Di sektor usaha, demikian pula. Pengusaha kecil biasanya akan paling menderita karena kebijakan tersebut. Menurut beberapa survei yang dilakukan beberapa bulan setelah kenaikan harga BBM, ditemukan data bahwa banyak perusahaan kecil yang berhenti beroperasi alias jatuh rudin akibat kenaikan BBM. Penyebab paling umum mereka bangkrut, karena terjadi kenaikan harga bahan baku dan bahan penolong yang mencolok dibarengi dengan daya beli konsumen yang semakin melorot.

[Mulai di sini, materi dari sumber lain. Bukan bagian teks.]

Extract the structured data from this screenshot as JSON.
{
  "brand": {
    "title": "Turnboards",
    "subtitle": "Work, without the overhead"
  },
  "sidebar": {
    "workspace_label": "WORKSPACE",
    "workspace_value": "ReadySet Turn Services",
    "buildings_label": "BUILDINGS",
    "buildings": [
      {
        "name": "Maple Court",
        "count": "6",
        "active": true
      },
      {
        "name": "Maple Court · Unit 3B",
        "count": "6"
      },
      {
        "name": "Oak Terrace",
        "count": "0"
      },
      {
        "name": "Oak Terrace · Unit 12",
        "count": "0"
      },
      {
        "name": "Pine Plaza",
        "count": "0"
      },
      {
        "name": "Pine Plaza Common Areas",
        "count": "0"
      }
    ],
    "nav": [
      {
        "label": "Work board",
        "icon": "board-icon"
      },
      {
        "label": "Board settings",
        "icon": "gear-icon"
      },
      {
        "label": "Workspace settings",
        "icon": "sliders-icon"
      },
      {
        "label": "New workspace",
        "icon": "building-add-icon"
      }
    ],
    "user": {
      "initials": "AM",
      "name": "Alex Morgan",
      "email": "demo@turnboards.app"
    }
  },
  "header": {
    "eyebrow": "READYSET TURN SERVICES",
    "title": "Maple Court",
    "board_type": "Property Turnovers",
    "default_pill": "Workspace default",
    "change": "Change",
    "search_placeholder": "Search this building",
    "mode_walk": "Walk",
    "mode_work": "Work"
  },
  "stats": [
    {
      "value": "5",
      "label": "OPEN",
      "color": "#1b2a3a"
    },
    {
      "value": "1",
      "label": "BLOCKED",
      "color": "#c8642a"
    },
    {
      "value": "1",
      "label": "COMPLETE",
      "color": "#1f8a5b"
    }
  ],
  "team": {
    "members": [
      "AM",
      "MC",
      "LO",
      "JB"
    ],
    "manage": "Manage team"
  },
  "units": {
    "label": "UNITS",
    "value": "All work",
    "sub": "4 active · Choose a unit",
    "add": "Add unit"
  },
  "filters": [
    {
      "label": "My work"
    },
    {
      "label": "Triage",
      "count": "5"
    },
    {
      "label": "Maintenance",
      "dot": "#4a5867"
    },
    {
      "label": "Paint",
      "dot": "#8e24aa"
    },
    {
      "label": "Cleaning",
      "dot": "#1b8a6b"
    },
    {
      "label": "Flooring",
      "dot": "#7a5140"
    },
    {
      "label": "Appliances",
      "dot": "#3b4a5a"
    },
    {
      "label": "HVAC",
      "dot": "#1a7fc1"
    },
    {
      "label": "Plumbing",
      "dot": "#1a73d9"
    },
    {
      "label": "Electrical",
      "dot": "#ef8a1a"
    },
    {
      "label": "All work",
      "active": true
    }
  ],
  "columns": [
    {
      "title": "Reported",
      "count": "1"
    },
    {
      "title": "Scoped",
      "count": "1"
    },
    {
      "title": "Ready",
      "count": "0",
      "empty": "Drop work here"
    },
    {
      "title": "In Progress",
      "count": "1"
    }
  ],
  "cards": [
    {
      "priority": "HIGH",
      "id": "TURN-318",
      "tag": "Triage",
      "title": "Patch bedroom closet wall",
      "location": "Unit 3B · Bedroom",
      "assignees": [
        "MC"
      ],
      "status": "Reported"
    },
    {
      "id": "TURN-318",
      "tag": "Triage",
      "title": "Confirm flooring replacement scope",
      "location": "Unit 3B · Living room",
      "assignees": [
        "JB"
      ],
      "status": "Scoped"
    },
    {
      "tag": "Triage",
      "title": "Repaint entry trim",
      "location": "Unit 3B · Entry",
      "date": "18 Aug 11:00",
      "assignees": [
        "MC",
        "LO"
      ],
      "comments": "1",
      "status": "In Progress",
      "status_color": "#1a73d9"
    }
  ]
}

Akibatnya, mereka mengalami dilema antara menaikkan harga jual yang berakibat produk tidak laku, atau tetap menggunakan harga lama dengan konsekuensi mereka harus beroperasi secara merugi. Kedua pilihan tersebut sama-sama menyebabkan perusahaan kecil jatuh bangkrut.Perusahaan yang bisa bertahan lebih lama biasanya mengambil strategi mengurangi kualitas, mengurangi volume, mengurangi ukuran dll. Dan, biasanya kebangkrutan juga hanya soal waktu.

Perusahaan kecil yang mampu terus bertahan bahkan terus bertumbuh setelah kenaikan BBM, biasanya adalah perusahaan yang adaptif terhadap perubahan dan yang proaktif memasuki pasar yang ditinggalkan para pesaing yang berguguran dan mempunyai manajemen yang solid. Memang jumlah perusahaan yang seperti ini sangat sedikit. Di bidang apapun, mereka yang sukses memang lebih sedikit jumlahnya daripada mereka yang gagal. Apa boleh buat.
***

Mursyidi Prihantono,
Pelaku Bisnis & Mantan General Manager sebuah UMKM.